Luminal B is the most challenging molecular subtype of breast cancers in terms of treatment. By being more aggressive than Luminal A, Luminal B/HER2− breast cancers are generally treated with both endocrine therapy and chemotherapy, but this approach is not always effective [41]. Being able to recognize a priori which Luminal B/HER2− carcinomas will not respond to chemotherapy would help avoid the toxic adverse effects of the treatment and plan a more effective anti-hormone treatment.

When evaluating markers of proliferation, our data showed significant differences for both the distribution of the mitotic numbers and the percentage of Ki67 within different response categories using univariate analyses on the entire cohort of patients. The main limitation of our study is related to the analysis of core biopsies, which may not completely represent the heterogeneous expression of proliferation markers within a given tumor. Nevertheless, the measurement of Ki67 is poorly standardized across laboratories even on whole tissue sections [4244]. On the other hand, Lehr et al. [45] have recently shown that while the percentages of Ki67 (evaluated by MIB-1 immunostaining) were comparable in biopsies and resection specimens irrespective of the method of quantification, the mitotic count was significantly overestimated in resection specimens of invasive breast carcinomas most likely as a result of a delay of tissue fixation. Another critical issue may be the high standard deviation values for both mitoses and Ki67; however, with ROC curve analysis, we identified two cut-off values (9 for mitosis count and 18 % for Ki67 expression) that performed well in differentiating the pNR and pPR + pCR categories using univariate analyses. In addition, the mitotic count was the only independent variable in the entire cohort of patients but not in any of the molecular subtypes.
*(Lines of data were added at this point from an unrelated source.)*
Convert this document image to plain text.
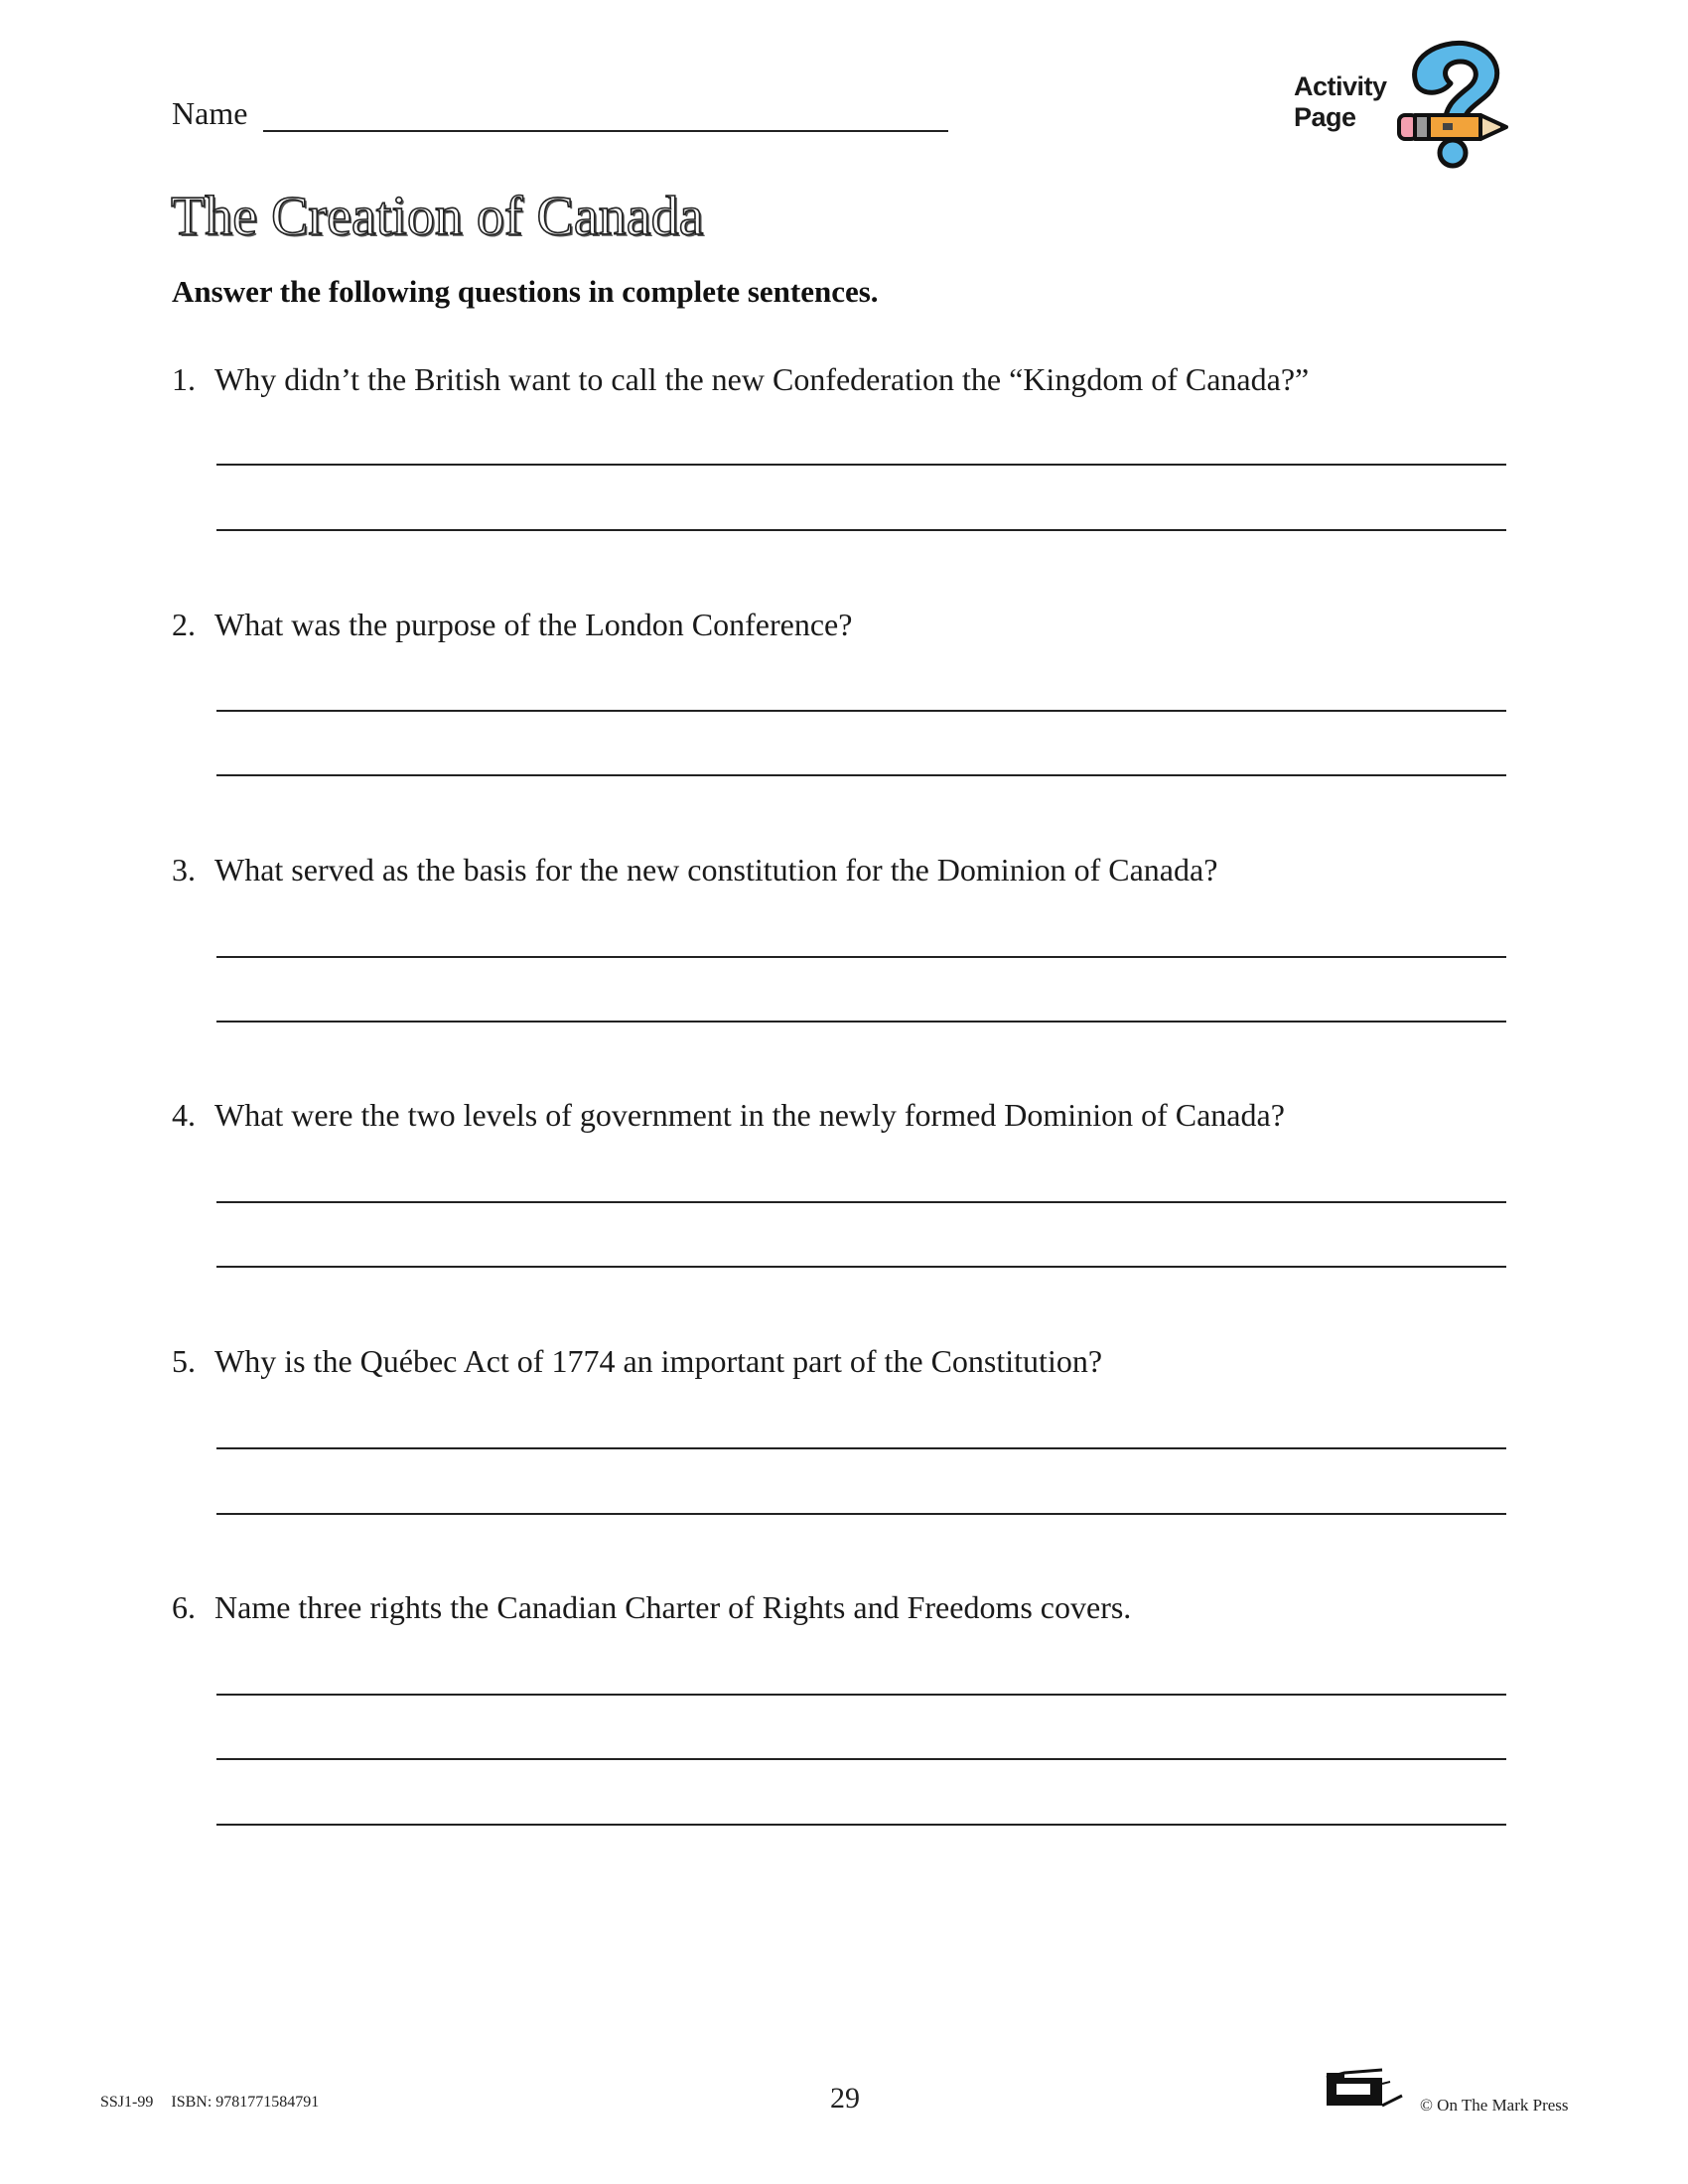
Name
Activity
Page
The Creation of Canada
Answer the following questions in complete sentences.
1. Why didn’t the British want to call the new Confederation the “Kingdom of Canada?”
2. What was the purpose of the London Conference?
3. What served as the basis for the new constitution for the Dominion of Canada?
4. What were the two levels of government in the newly formed Dominion of Canada?
5. Why is the Québec Act of 1774 an important part of the Constitution?
6. Name three rights the Canadian Charter of Rights and Freedoms covers.
SSJ1-99 ISBN: 9781771584791	29	© On The Mark Press
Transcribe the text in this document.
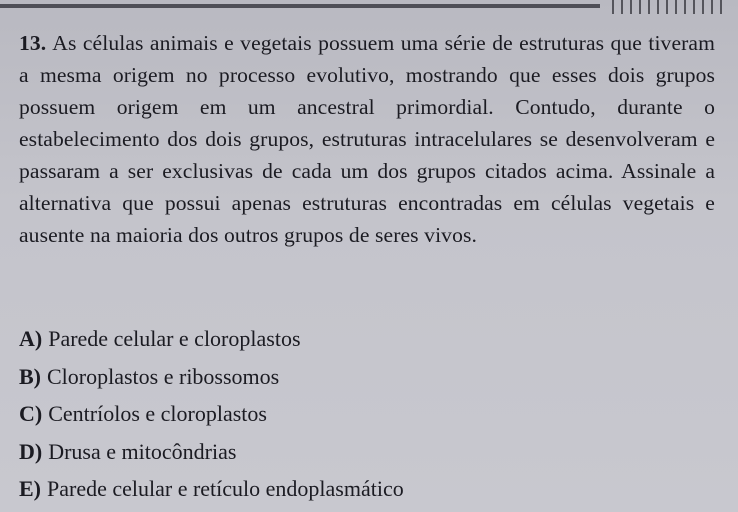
13. As células animais e vegetais possuem uma série de estruturas que tiveram a mesma origem no processo evolutivo, mostrando que esses dois grupos possuem origem em um ancestral primordial. Contudo, durante o estabelecimento dos dois grupos, estruturas intracelulares se desenvolveram e passaram a ser exclusivas de cada um dos grupos citados acima. Assinale a alternativa que possui apenas estruturas encontradas em células vegetais e ausente na maioria dos outros grupos de seres vivos.
A) Parede celular e cloroplastos
B) Cloroplastos e ribossomos
C) Centríolos e cloroplastos
D) Drusa e mitocôndrias
E) Parede celular e retículo endoplasmático
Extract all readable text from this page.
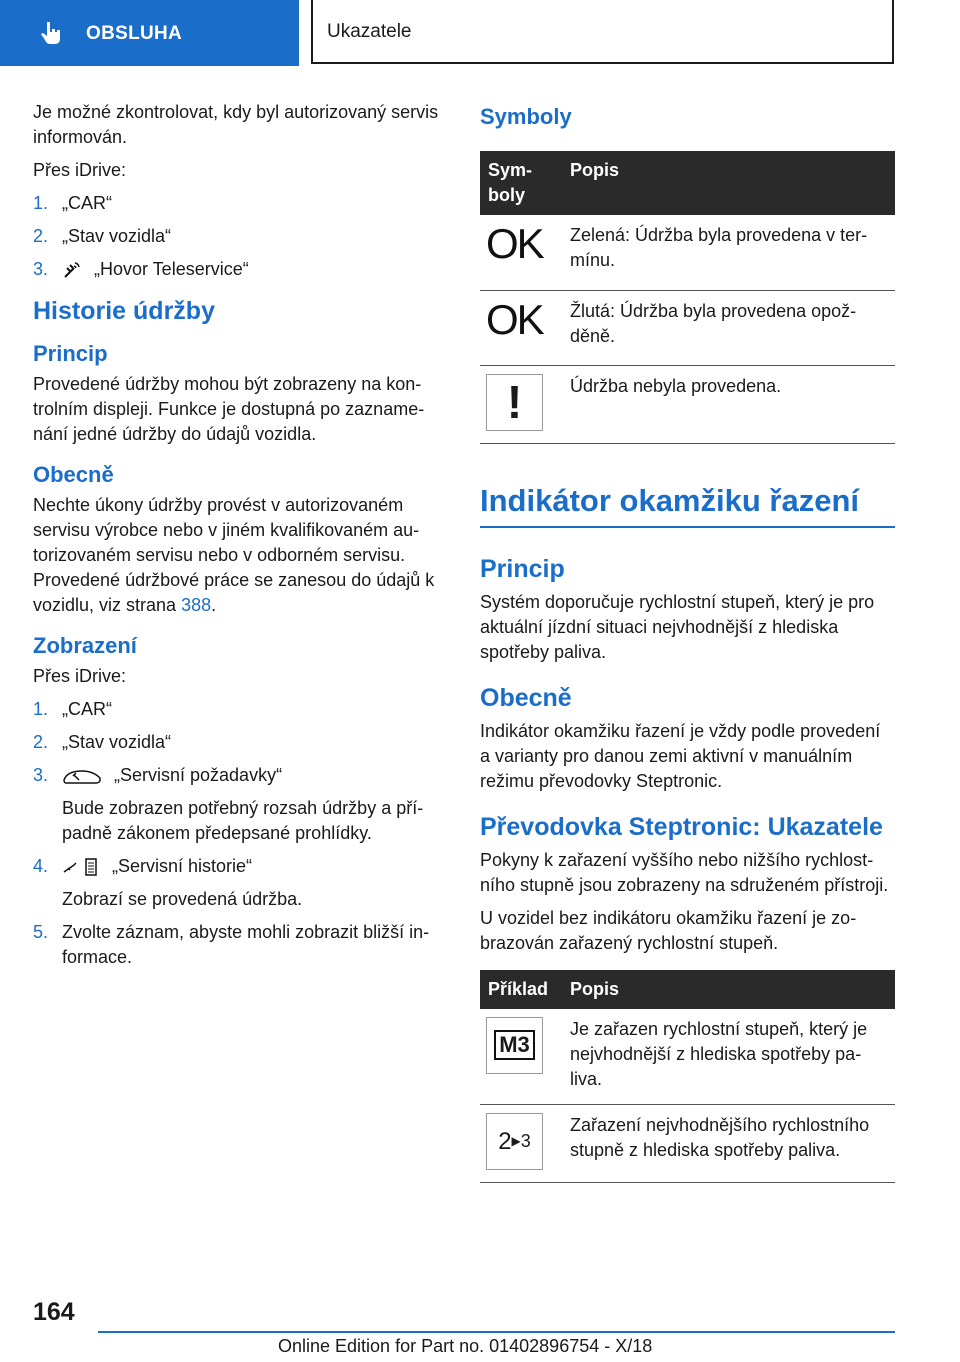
OBSLUHA	Ukazatele

Je možné zkontrolovat, kdy byl autorizovaný servis informován.

Přes iDrive:

1. „CAR“
2. „Stav vozidla“
3.	„Hovor Teleservice“
Historie údržby
Princip

Provedené údržby mohou být zobrazeny na kontrolním displeji. Funkce je dostupná po zaznamenání jedné údržby do údajů vozidla.

Obecně

Nechte úkony údržby provést v autorizovaném servisu výrobce nebo v jiném kvalifikovaném autorizovaném servisu nebo v odborném servisu. Provedené údržbové práce se zanesou do údajů k vozidlu, viz strana 388.

Zobrazení

Přes iDrive:

1. „CAR“
2. „Stav vozidla“
3.	„Servisní požadavky“
Bude zobrazen potřebný rozsah údržby a případně zákonem předepsané prohlídky.
4.	„Servisní historie“
Zobrazí se provedená údržba.
5. Zvolte záznam, abyste mohli zobrazit bližší informace.
Symboly
Symboly	Popis
OK	Zelená: Údržba byla provedena v termínu.
OK	Žlutá: Údržba byla provedena opožděně.

!	Údržba nebyla provedena.
Indikátor okamžiku řazení
Princip

Systém doporučuje rychlostní stupeň, který je pro aktuální jízdní situaci nejvhodnější z hlediska spotřeby paliva.

Obecně

Indikátor okamžiku řazení je vždy podle provedení a varianty pro danou zemi aktivní v manuálním režimu převodovky Steptronic.

Převodovka Steptronic: Ukazatele

Pokyny k zařazení vyššího nebo nižšího rychlostního stupně jsou zobrazeny na sdruženém přístroji.

U vozidel bez indikátoru okamžiku řazení je zobrazován zařazený rychlostní stupeň.

Příklad	Popis

M3	Je zařazen rychlostní stupeň, který je nejvhodnější z hlediska spotřeby paliva.

2 ▶ 3	Zařazení nejvhodnějšího rychlostního stupně z hlediska spotřeby paliva.
164
Online Edition for Part no. 01402896754 - X/18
This finding could stem from the low number of cases available for each category, and larger studies are warranted to investigate further the utility of mitotic counts within distinct molecular subgroups. The hypothesis that a low mitotic count would characterize non-responsive patients treated with taxanes was not supported by our results. This finding is consistent with studies that suggest that drugs damaging DNA or microtubules are active through non-mitotic mechanisms [19].

In conclusion, although the pNR category has been neglected in the literature, the non-responsive patients could merit further investigation by using genetic signatures, particularly in breast cancers that do have the option of chemotherapy, such as Luminal B/HER2− breast carcinomas.